Macro conditions for competitiveness • Problem: high domestic prices can lead to an uncompetitive real exchange rate. • Possible reason: lower productivity of the non-tradable sector (e.g. infrastructure, distribution services, etc). • Solution: raise productivity of the non-tradable sector, rather than manipulating the nominal exchange rate.
Monetary policy I • Inflation targets and inflation targeting • May introduce a pro-cyclical bias into monetary policy formulation when inflation due to supply-side/external price shocks is common. • Hard to isolate a measure of “core inflation” in many sub-Saharan African countries. • Need for a broader approach to monetary policy, including developing indicators for real economic activity.
Monetary Policy II • Even in the absence of strict inflation targets, can monetary policy support industrial development through credit extension? • Institutional problems in SSA: excess reserves in the commercial banking sectors constrains credit extension. • Other issues: limited long-run credit due to structure of deposits, imperfect information. • Possible solution: financial sector reforms which improve credit allocated to industrial development which goes beyond liberalization.
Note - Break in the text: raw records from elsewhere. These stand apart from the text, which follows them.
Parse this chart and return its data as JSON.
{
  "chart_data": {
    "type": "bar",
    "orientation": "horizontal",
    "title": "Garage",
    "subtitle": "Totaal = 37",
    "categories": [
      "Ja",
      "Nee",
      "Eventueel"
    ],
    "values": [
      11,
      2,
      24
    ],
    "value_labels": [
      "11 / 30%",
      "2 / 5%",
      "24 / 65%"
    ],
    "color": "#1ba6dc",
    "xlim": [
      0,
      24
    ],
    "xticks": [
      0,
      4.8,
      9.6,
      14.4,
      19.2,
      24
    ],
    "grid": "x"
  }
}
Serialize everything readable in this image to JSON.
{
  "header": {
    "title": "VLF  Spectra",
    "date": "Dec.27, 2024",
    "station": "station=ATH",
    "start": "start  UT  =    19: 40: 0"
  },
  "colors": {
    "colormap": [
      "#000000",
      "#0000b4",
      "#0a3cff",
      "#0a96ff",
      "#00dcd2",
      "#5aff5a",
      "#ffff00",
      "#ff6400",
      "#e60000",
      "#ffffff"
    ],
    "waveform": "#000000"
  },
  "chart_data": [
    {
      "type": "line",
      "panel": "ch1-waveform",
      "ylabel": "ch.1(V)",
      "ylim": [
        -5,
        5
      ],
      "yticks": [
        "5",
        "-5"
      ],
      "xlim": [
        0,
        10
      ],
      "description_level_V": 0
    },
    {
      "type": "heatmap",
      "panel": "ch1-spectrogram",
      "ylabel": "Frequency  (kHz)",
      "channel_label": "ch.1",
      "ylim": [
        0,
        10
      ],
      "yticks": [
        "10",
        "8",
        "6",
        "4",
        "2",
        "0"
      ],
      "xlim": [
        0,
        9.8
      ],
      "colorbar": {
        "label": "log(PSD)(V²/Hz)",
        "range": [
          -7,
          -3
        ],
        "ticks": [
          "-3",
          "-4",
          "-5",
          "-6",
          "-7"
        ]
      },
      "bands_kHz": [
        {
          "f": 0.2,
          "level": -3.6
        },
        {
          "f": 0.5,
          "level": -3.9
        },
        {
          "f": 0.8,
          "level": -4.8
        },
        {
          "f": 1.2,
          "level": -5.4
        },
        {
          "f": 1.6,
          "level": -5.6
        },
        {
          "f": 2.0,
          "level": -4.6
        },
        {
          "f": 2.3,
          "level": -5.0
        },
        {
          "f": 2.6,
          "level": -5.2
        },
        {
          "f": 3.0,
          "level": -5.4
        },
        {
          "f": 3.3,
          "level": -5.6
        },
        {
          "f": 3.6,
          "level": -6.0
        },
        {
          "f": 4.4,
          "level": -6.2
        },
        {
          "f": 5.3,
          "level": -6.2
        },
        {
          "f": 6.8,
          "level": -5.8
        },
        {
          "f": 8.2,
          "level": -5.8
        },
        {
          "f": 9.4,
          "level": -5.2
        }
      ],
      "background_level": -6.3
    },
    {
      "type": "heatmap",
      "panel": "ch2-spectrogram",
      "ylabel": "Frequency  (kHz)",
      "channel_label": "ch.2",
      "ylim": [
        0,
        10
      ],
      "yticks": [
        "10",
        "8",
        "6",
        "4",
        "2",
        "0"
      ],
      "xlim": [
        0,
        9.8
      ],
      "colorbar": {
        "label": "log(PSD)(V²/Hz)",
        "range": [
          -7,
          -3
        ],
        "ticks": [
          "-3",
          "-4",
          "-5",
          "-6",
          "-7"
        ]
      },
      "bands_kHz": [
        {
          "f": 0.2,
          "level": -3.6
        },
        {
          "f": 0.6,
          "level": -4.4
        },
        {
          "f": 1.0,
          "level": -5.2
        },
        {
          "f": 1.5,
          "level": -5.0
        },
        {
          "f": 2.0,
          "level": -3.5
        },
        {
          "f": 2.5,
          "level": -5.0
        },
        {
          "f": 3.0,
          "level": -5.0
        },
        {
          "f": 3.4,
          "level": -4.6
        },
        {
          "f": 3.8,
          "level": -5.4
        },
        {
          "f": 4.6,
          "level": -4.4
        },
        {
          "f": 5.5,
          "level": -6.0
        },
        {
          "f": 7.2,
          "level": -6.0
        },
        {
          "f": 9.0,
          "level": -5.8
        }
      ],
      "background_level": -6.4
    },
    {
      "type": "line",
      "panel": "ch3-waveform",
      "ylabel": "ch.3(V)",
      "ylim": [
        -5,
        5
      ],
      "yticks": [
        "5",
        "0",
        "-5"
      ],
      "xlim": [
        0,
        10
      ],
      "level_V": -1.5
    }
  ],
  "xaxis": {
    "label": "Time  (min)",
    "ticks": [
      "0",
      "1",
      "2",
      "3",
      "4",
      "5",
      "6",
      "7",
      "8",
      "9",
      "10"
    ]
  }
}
Mobilizing domestic resources • Tax revenues: tax revenues in sub-Saharan Africa, as a share of GDP, have increased since the 1980s, but much of this improvement has been driven by revenues from natural resource exploitation. • Institutional weaknesses/poor tax administration constitute barriers to mobilizing resources in the region . • Two interventions: • re-organizing the administration of tax collection on a functional basis • establishment of statutory bodies which specialize in tax collection, but not tax policies
Mobilizing domestic resources • The ability to mobilize domestic credit to the public sector to support industrial development is constrained. • Very high costs of domestic debt v. external debt. • Short-term structure of debt & concentrated ownership raise costs of debt service. • Institutional reforms could help change this situation: introducing longer term bonds, efforts to deepen the bond market (i.e. a wider range of ownership).
Conclusions • Need to go beyond seeing macro policy as simply creating an enabling environment. • In order for macroeconomic policies to support industrial development, institutional reforms are needed to address existing problems which limit their effectiveness. • Structural transformation is required to enhance and deepen the scope of macroeconomic management. • The exact nature of the institutional and structural reforms would necessarily vary from one context to the next.